1 - communication with modules and processes is writing to files : is that correct

2 - if it's correct, those files are stored on hard drive ?

3 - if it's correct, doest it take time to R/W hard drive ?

  • Linux and most Unixes don't really go all the way, and make everything a file. Plan 9 took it all the way so would have files such as /net/https://unix.stackexchange.com/questions/360212/is-linux-everything-is-a-file-reducing-performance that could contain this page. This page is not on your hard-disk, so not a file in that sense. So in what sense, everything looks like a file. Everything has a file interface. In the same way that (nearly) all motor vehicles have the same controls: steering wheel, peddles in the same place, same-ish gear stick. – ctrl-alt-delor Apr 20 '17 at 16:12
  • "everything is a file" is a meaningless gimmick – curiousguy Nov 29 '18 at 12:28

Everything may be a file, but not everything is real.
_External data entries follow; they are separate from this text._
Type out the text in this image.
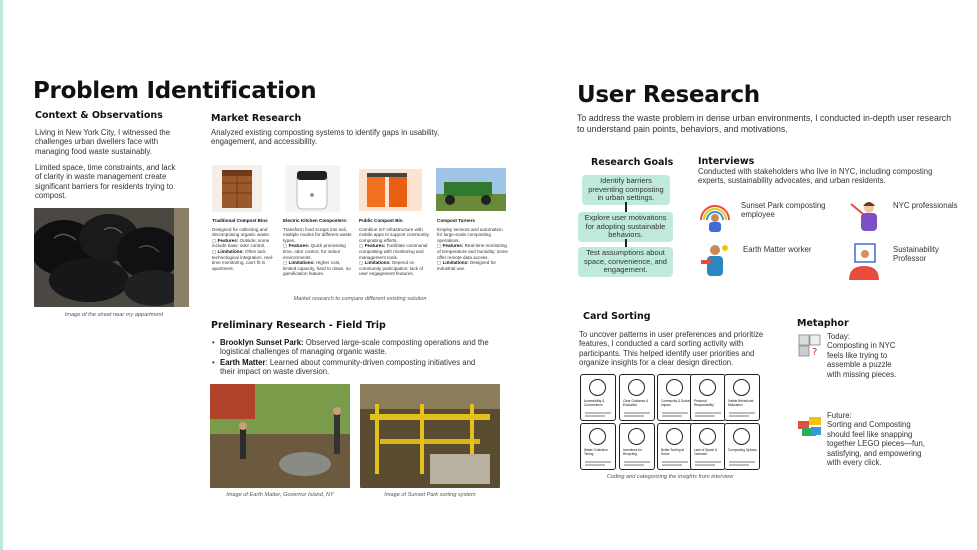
Problem Identification
Context & Observations
Living in New York City, I witnessed the challenges urban dwellers face with managing food waste sustainably.
Limited space, time constraints, and lack of clarity in waste management create significant barriers for residents trying to compost.
Image of the street near my appartment
Market Research
Analyzed existing composting systems to identify gaps in usability, engagement, and accessibility.
Traditional Compost Bins
Designed for collecting and decomposing organic waste.
▢ Features: Outside; some include basic odor control.
▢ Limitations: Often lack technological integration, real-time monitoring, can't fit in apartment.
Electric Kitchen Composters:
Transform food scraps into soil, multiple modes for different waste types.
▢ Features: Quick processing time, odor control, for indoor environments.
▢ Limitations: Higher cost, limited capacity, hard to clean, no gamification feature.
Public Compost Bin
Combine IoT infrastructure with mobile apps to support community composting efforts.
▢ Features: Facilitate communal composting with monitoring and management tools.
▢ Limitations: Depend on community participation; lack of user engagement features.
Compost Turners
Employ sensors and automation for large-scale composting operations.
▢ Features: Real-time monitoring of temperature and humidity; some offer remote data access.
▢ Limitations: Designed for industrial use.
Market research to compare different existing solution
Preliminary Research - Field Trip
• Brooklyn Sunset Park: Observed large-scale composting operations and the logistical challenges of managing organic waste.
• Earth Matter: Learned about community-driven composting initiatives and their impact on waste diversion.
Image of Earth Matter, Governor Island, NY	Image of Sunset Park sorting system
User Research
To address the waste problem in dense urban environments, I conducted in-depth user research to understand pain points, behaviors, and motivations.
Research Goals
Identify barriers preventing composting in urban settings.
Explore user motivations for adopting sustainable behaviors.
Test assumptions about space, convenience, and engagement.
Interviews
Conducted with stakeholders who live in NYC, including composting experts, sustainability advocates, and urban residents.
Sunset Park composting employee
NYC professionals
Earth Matter worker	Sustainability Professor
Card Sorting
To uncover patterns in user preferences and prioritize features, I conducted a card sorting activity with participants. This helped identify user priorities and organize insights for a clear design direction.
Accessibility & Convenience
Clear Guidance & Education
Community & Social Impact
Personal Responsibility
Visible Behavioral Motivation
Waste Collection Timing
Incentives for Recycling
Better Sorting at Home
Lack of Space & Outreach
Composting Options
Coding and categorizing the insights from interview
Metaphor
?
Today:
Composting in NYC feels like trying to assemble a puzzle with missing pieces.
Future:
Sorting and Composting should feel like snapping together LEGO pieces—fun, satisfying, and empowering with every click.
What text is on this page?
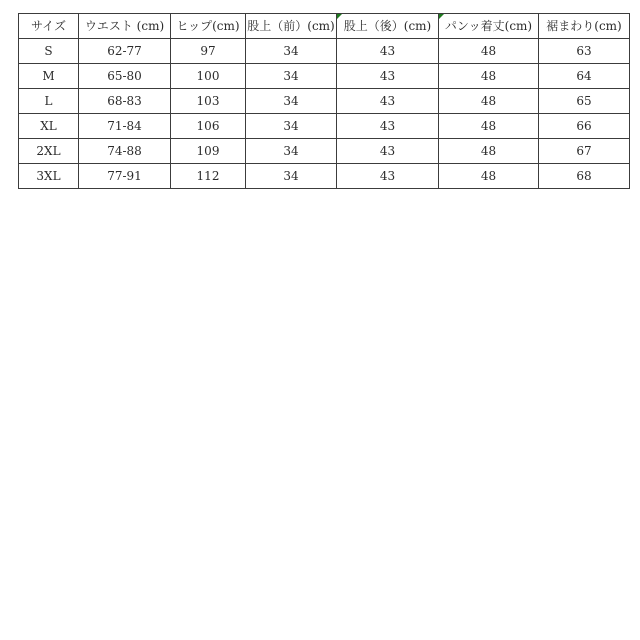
サイズ	ウエスト (cm)	ヒップ(cm)	股上（前）(cm)	股上（後）(cm)	パンッ着丈(cm)	裾まわり(cm)
S	62-77	97	34	43	48	63
M	65-80	100	34	43	48	64
L	68-83	103	34	43	48	65
XL	71-84	106	34	43	48	66
2XL	74-88	109	34	43	48	67
3XL	77-91	112	34	43	48	68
Consider the contents of /proc. On my Linux system, there is a file /proc/uptime, whose current contents are:

831801.89 1241295.64

If I were to cat the file again, it would contain different numbers. My hard drive is mounted read-only, so it can't possibly be the case that something is writing these numbers to disk every fraction of a second. In fact, nothing under /proc is on disk. Each interaction with a file in that directory simply runs kernel code, due to the nature of procfs.

Then there are temporary files. Chances are, your /tmp is mounted tmpfs, meaning its contents are stored in RAM instead of on disk.

Another interesting place is /dev/tcp, for communicating with the network. On some systems, this only even exists under bash but not other shells, so it can't possibly be on-disk in those systems.

These examples all show that the filesystem and the hard drive are separate, and the "Everything is a file" philosophy does not impact performance on account of I/O speed.


No I wouldn't say there's a penalty in terms of i/o.

Maybe the phrase is an over simplification. But within the kernel devices, files, everything can be referred to with a file descriptor, and all the descriptors are mapped onto a virtual files system, and as with a file system one can refer to a particular file with a name (a handle).

So the kernel wouldn't necessarily pass for example the data of /proc/vmstat through the disk file system, however you don't have to do anything special to read the statistics, you can read the data using the cat command.


watch head /proc/vmstat

You will see the numbers change every interval.

Obviously some files have special characteristics and might require further operations to manipulate than the simple open/close/read/write/seek eg setting the baud rate on a serial device makes sense, but not on a file on disk.